Treat Customer Acquisition as a 'Shots on Goal' Problem
YC alum Palash Shah emphasizes that founders should view early customer acquisition as a volume-based challenge. If a startup is not finding enough customers, the recommended solution is to significantly increase the volume of cold outbound efforts. This approach treats outreach as taking more "shots on goal" to eventually connect with the right early adopters.
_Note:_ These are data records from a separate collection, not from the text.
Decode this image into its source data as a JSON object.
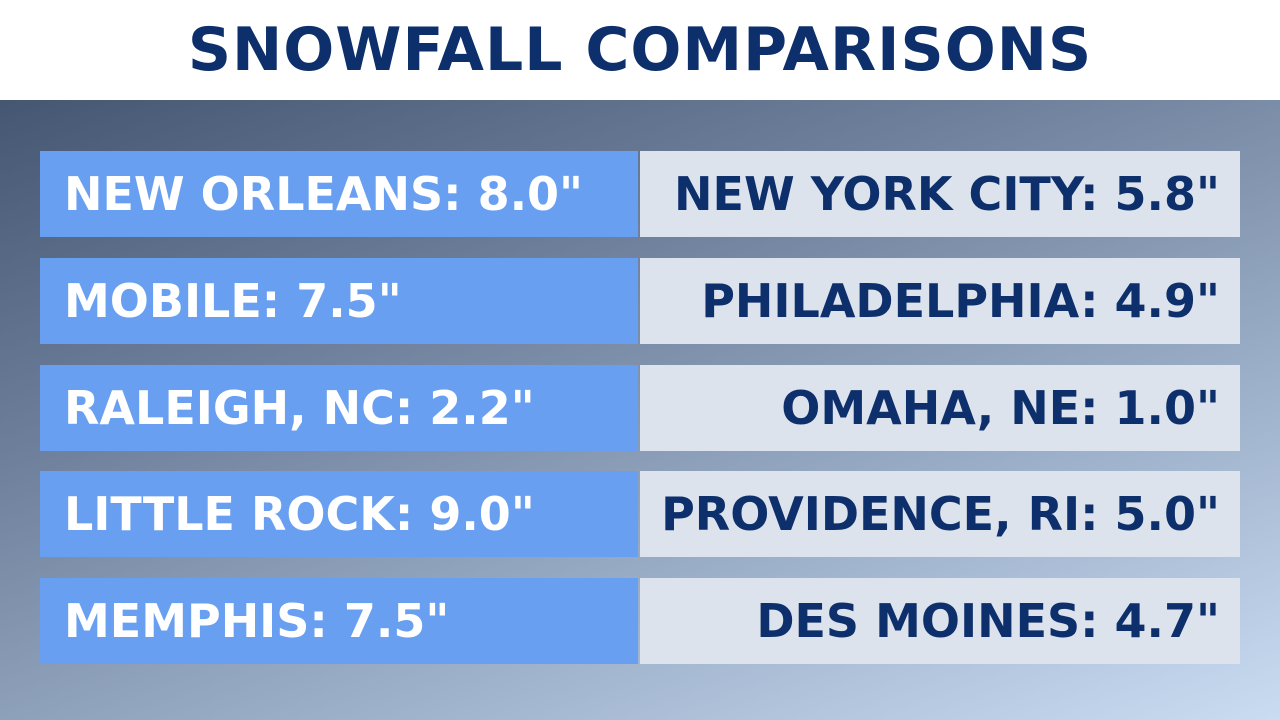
{
  "header": {
    "title": "SNOWFALL COMPARISONS"
  },
  "table": {
    "rows": [
      [
        "NEW ORLEANS: 8.0\"",
        "NEW YORK CITY: 5.8\""
      ],
      [
        "MOBILE: 7.5\"",
        "PHILADELPHIA: 4.9\""
      ],
      [
        "RALEIGH, NC: 2.2\"",
        "OMAHA, NE: 1.0\""
      ],
      [
        "LITTLE ROCK: 9.0\"",
        "PROVIDENCE, RI: 5.0\""
      ],
      [
        "MEMPHIS: 7.5\"",
        "DES MOINES: 4.7\""
      ]
    ]
  }
}
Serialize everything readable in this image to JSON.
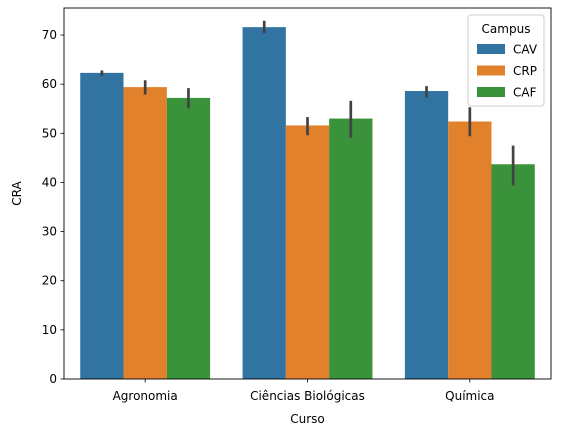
{
  "chart_data": {
    "type": "bar",
    "title": "",
    "xlabel": "Curso",
    "ylabel": "CRA",
    "categories": [
      "Agronomia",
      "Ciências Biológicas",
      "Química"
    ],
    "ylim": [
      0,
      75.5
    ],
    "yticks": [
      0,
      10,
      20,
      30,
      40,
      50,
      60,
      70
    ],
    "grid": false,
    "legend": {
      "title": "Campus",
      "placement": "top-right"
    },
    "series": [
      {
        "name": "CAV",
        "color": "#3274a1",
        "values": [
          62.3,
          71.6,
          58.6
        ],
        "ci": [
          [
            61.7,
            62.8
          ],
          [
            70.4,
            72.9
          ],
          [
            57.3,
            59.6
          ]
        ]
      },
      {
        "name": "CRP",
        "color": "#e1812c",
        "values": [
          59.4,
          51.6,
          52.4
        ],
        "ci": [
          [
            57.9,
            60.8
          ],
          [
            49.6,
            53.3
          ],
          [
            49.4,
            55.3
          ]
        ]
      },
      {
        "name": "CAF",
        "color": "#3a923a",
        "values": [
          57.2,
          53.0,
          43.7
        ],
        "ci": [
          [
            55.1,
            59.2
          ],
          [
            49.1,
            56.6
          ],
          [
            39.4,
            47.5
          ]
        ]
      }
    ],
    "errorbar_color": "#424242"
  }
}
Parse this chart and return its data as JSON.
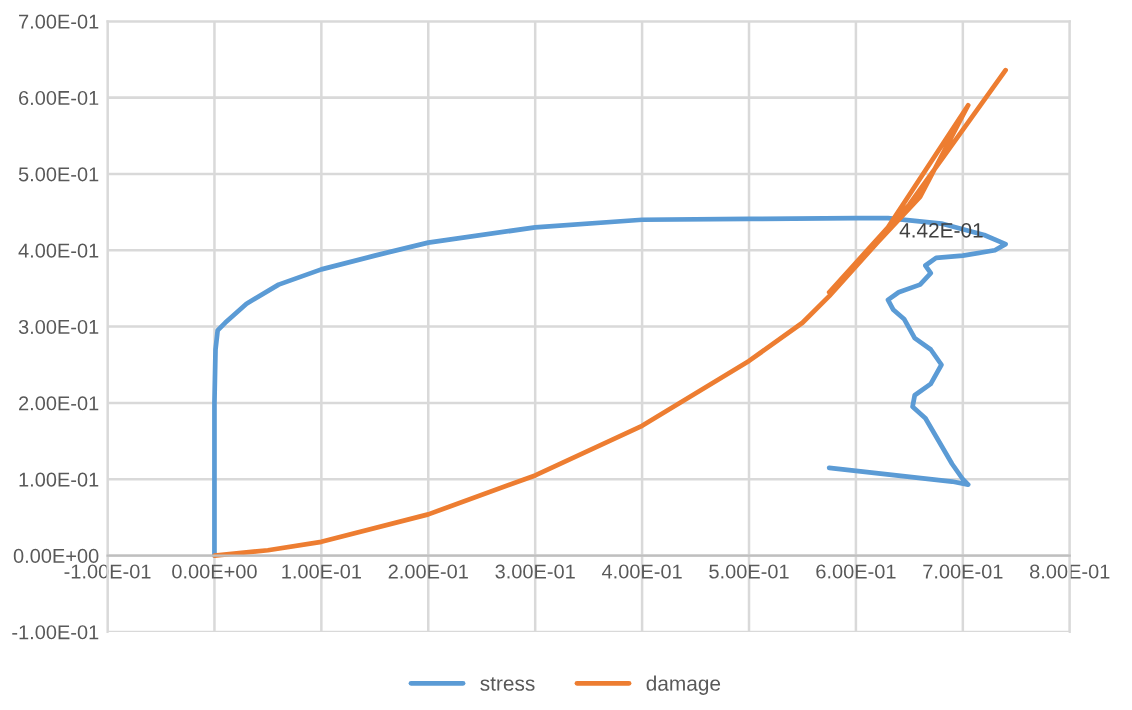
{
  "chart_data": {
    "type": "line",
    "xlim": [
      -0.1,
      0.8
    ],
    "ylim": [
      -0.1,
      0.7
    ],
    "xticks": [
      {
        "value": -0.1,
        "label": "-1.00E-01"
      },
      {
        "value": 0,
        "label": "0.00E+00"
      },
      {
        "value": 0.1,
        "label": "1.00E-01"
      },
      {
        "value": 0.2,
        "label": "2.00E-01"
      },
      {
        "value": 0.3,
        "label": "3.00E-01"
      },
      {
        "value": 0.4,
        "label": "4.00E-01"
      },
      {
        "value": 0.5,
        "label": "5.00E-01"
      },
      {
        "value": 0.6,
        "label": "6.00E-01"
      },
      {
        "value": 0.7,
        "label": "7.00E-01"
      },
      {
        "value": 0.8,
        "label": "8.00E-01"
      }
    ],
    "yticks": [
      {
        "value": -0.1,
        "label": "-1.00E-01"
      },
      {
        "value": 0,
        "label": "0.00E+00"
      },
      {
        "value": 0.1,
        "label": "1.00E-01"
      },
      {
        "value": 0.2,
        "label": "2.00E-01"
      },
      {
        "value": 0.3,
        "label": "3.00E-01"
      },
      {
        "value": 0.4,
        "label": "4.00E-01"
      },
      {
        "value": 0.5,
        "label": "5.00E-01"
      },
      {
        "value": 0.6,
        "label": "6.00E-01"
      },
      {
        "value": 0.7,
        "label": "7.00E-01"
      }
    ],
    "grid": true,
    "legend": "bottom",
    "marker": "none",
    "line_style": "solid",
    "annotations": [
      {
        "text": "4.42E-01",
        "x": 0.63,
        "y": 0.442
      }
    ],
    "series": [
      {
        "name": "stress",
        "color": "#5b9bd5",
        "x": [
          0,
          0,
          0.001,
          0.003,
          0.01,
          0.03,
          0.06,
          0.1,
          0.15,
          0.2,
          0.3,
          0.4,
          0.5,
          0.6,
          0.63,
          0.68,
          0.72,
          0.74,
          0.73,
          0.7,
          0.675,
          0.665,
          0.67,
          0.66,
          0.64,
          0.63,
          0.635,
          0.645,
          0.655,
          0.67,
          0.68,
          0.67,
          0.655,
          0.653,
          0.665,
          0.69,
          0.7,
          0.705,
          0.69,
          0.575
        ],
        "values": [
          0,
          0.2,
          0.27,
          0.295,
          0.305,
          0.33,
          0.355,
          0.375,
          0.393,
          0.41,
          0.43,
          0.44,
          0.441,
          0.442,
          0.442,
          0.435,
          0.42,
          0.408,
          0.4,
          0.393,
          0.39,
          0.38,
          0.37,
          0.355,
          0.345,
          0.335,
          0.322,
          0.31,
          0.285,
          0.27,
          0.25,
          0.225,
          0.21,
          0.195,
          0.18,
          0.12,
          0.1,
          0.093,
          0.097,
          0.115
        ]
      },
      {
        "name": "damage",
        "color": "#ed7d31",
        "x": [
          0,
          0.05,
          0.1,
          0.2,
          0.3,
          0.4,
          0.5,
          0.55,
          0.575,
          0.62,
          0.66,
          0.705,
          0.63,
          0.575,
          0.65,
          0.74
        ],
        "values": [
          0,
          0.007,
          0.018,
          0.054,
          0.105,
          0.17,
          0.255,
          0.305,
          0.34,
          0.41,
          0.47,
          0.59,
          0.43,
          0.345,
          0.46,
          0.636
        ]
      }
    ]
  }
}
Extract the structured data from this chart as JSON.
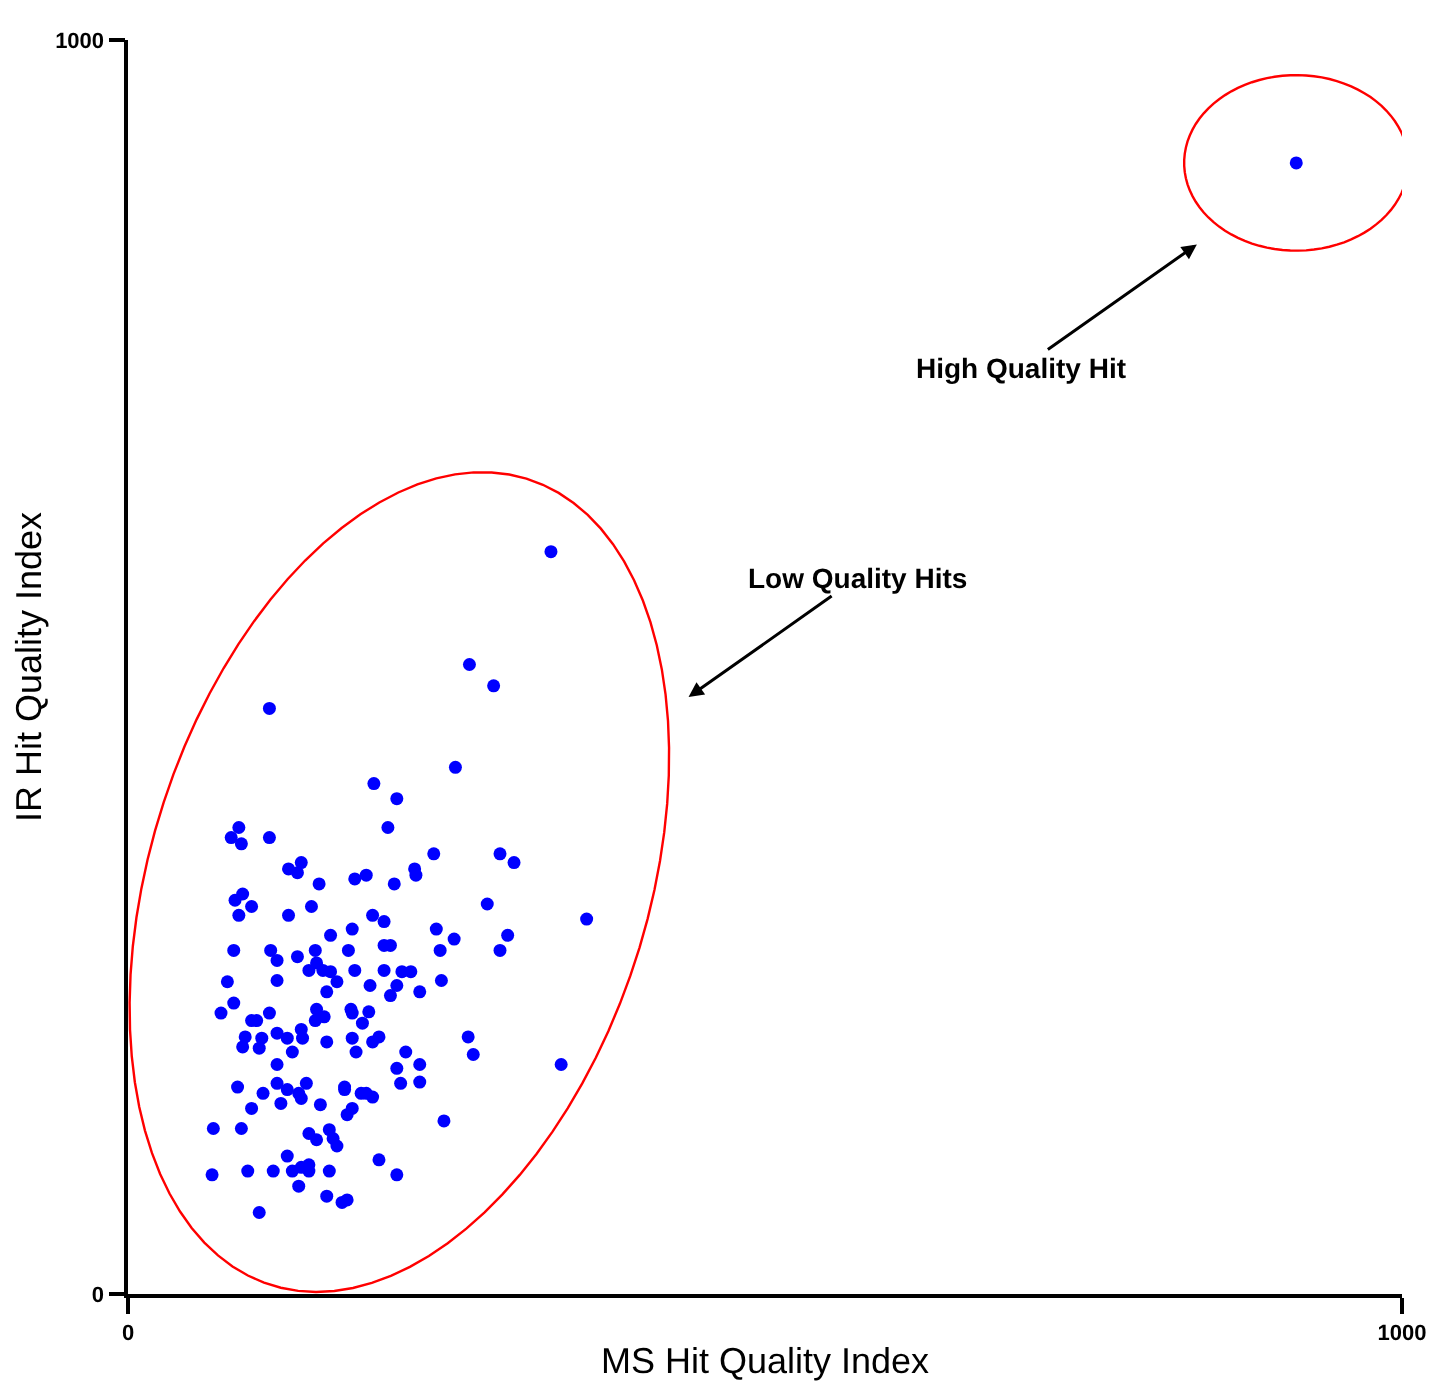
{
  "chart_data": {
    "type": "scatter",
    "xlabel": "MS Hit Quality Index",
    "ylabel": "IR Hit Quality Index",
    "xlim": [
      0,
      1000
    ],
    "ylim": [
      0,
      1000
    ],
    "xticks": [
      0,
      1000
    ],
    "yticks": [
      0,
      1000
    ],
    "marker": "circle",
    "annotations": [
      "High Quality Hit",
      "Low Quality Hits"
    ],
    "series": [
      {
        "color": "#0000ff",
        "x": [
          917,
          332,
          268,
          287,
          111,
          257,
          193,
          211,
          204,
          87,
          81,
          89,
          111,
          240,
          292,
          303,
          126,
          136,
          133,
          178,
          187,
          225,
          226,
          150,
          209,
          84,
          90,
          97,
          87,
          126,
          144,
          282,
          360,
          176,
          192,
          201,
          159,
          242,
          256,
          298,
          292,
          83,
          112,
          117,
          133,
          147,
          173,
          201,
          206,
          245,
          78,
          117,
          142,
          148,
          153,
          159,
          164,
          178,
          201,
          215,
          222,
          246,
          190,
          211,
          206,
          229,
          156,
          83,
          73,
          111,
          97,
          101,
          148,
          147,
          154,
          175,
          176,
          189,
          184,
          92,
          105,
          90,
          103,
          117,
          125,
          136,
          137,
          129,
          156,
          176,
          179,
          192,
          197,
          218,
          267,
          271,
          340,
          117,
          211,
          229,
          214,
          229,
          86,
          106,
          117,
          125,
          120,
          134,
          136,
          140,
          151,
          170,
          170,
          183,
          187,
          192,
          172,
          176,
          97,
          248,
          67,
          89,
          142,
          148,
          158,
          161,
          164,
          125,
          197,
          66,
          94,
          114,
          129,
          136,
          142,
          142,
          158,
          211,
          134,
          156,
          168,
          172,
          103
        ],
        "values": [
          902,
          592,
          502,
          485,
          467,
          420,
          407,
          395,
          372,
          372,
          364,
          359,
          364,
          351,
          351,
          344,
          339,
          344,
          336,
          331,
          334,
          339,
          334,
          327,
          327,
          314,
          319,
          309,
          302,
          302,
          309,
          311,
          299,
          291,
          302,
          297,
          286,
          291,
          283,
          286,
          274,
          274,
          274,
          266,
          269,
          274,
          274,
          278,
          278,
          274,
          249,
          250,
          258,
          264,
          258,
          257,
          249,
          258,
          258,
          257,
          257,
          250,
          246,
          246,
          238,
          241,
          241,
          232,
          224,
          224,
          218,
          218,
          227,
          218,
          221,
          227,
          224,
          225,
          216,
          205,
          204,
          197,
          196,
          208,
          204,
          211,
          204,
          193,
          201,
          204,
          193,
          201,
          205,
          193,
          205,
          191,
          183,
          183,
          180,
          183,
          168,
          169,
          165,
          160,
          168,
          163,
          152,
          160,
          156,
          168,
          151,
          165,
          163,
          160,
          160,
          157,
          143,
          148,
          148,
          138,
          132,
          132,
          128,
          123,
          131,
          124,
          118,
          110,
          107,
          95,
          98,
          98,
          98,
          101,
          103,
          98,
          98,
          95,
          86,
          78,
          73,
          75,
          65
        ]
      }
    ]
  }
}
Finding your first users is less a persuasion challenge and more a search problem. YC General Partner Ankit Gupta advises building a "minimum evolvable product," designed to survive initial contact with a small group of true believers and adapt based on their feedback. The goal isn't to build a perfect, final version, but something simple that can be shaped by the people who need it most. Early adopters are defined by the urgency of their problem; they are actively looking for a solution and can see the long-term vision through a product's initial flaws. YC's advice is to find 10 customers who truly *love* your imperfect solution because it solves a "hair on fire" problem for them. These users provide critical feedback and are your first test for product-market fit. To find these users, go where they already are. This includes niche online communities like subreddits (e.g., r/startups), industry-specific Slack groups, and forums. On LinkedIn, you can directly target professionals by job title—mid-level product managers are often a good starting point—to initiate conversations. Effective cold outreach prioritizes personalization over volume. Use the recipient's name and reference their specific company, role, or a recent achievement to show you've done your research. Keep subject lines short and intriguing, like "Quick question," and frame your message around solving their specific pain points, not just pitching your product. The initial conversation should be a "discovery call," aimed at determining if there's a good fit by understanding the prospect's challenges and goals. The objective is to learn, not to sell, and to establish a rapport where you can genuinely understand their workflow and pain points. This two-way dialogue sets the stage for the entire relationship. Structure your discovery calls around open-ended questions that uncover deep insights. Start with broad questions like, "Can you walk me through your current process?" before drilling down with, "What's the biggest challenge you're facing right now?" Follow up by asking what solutions they've already tried; this helps reveal market gaps and how urgently they need a better way.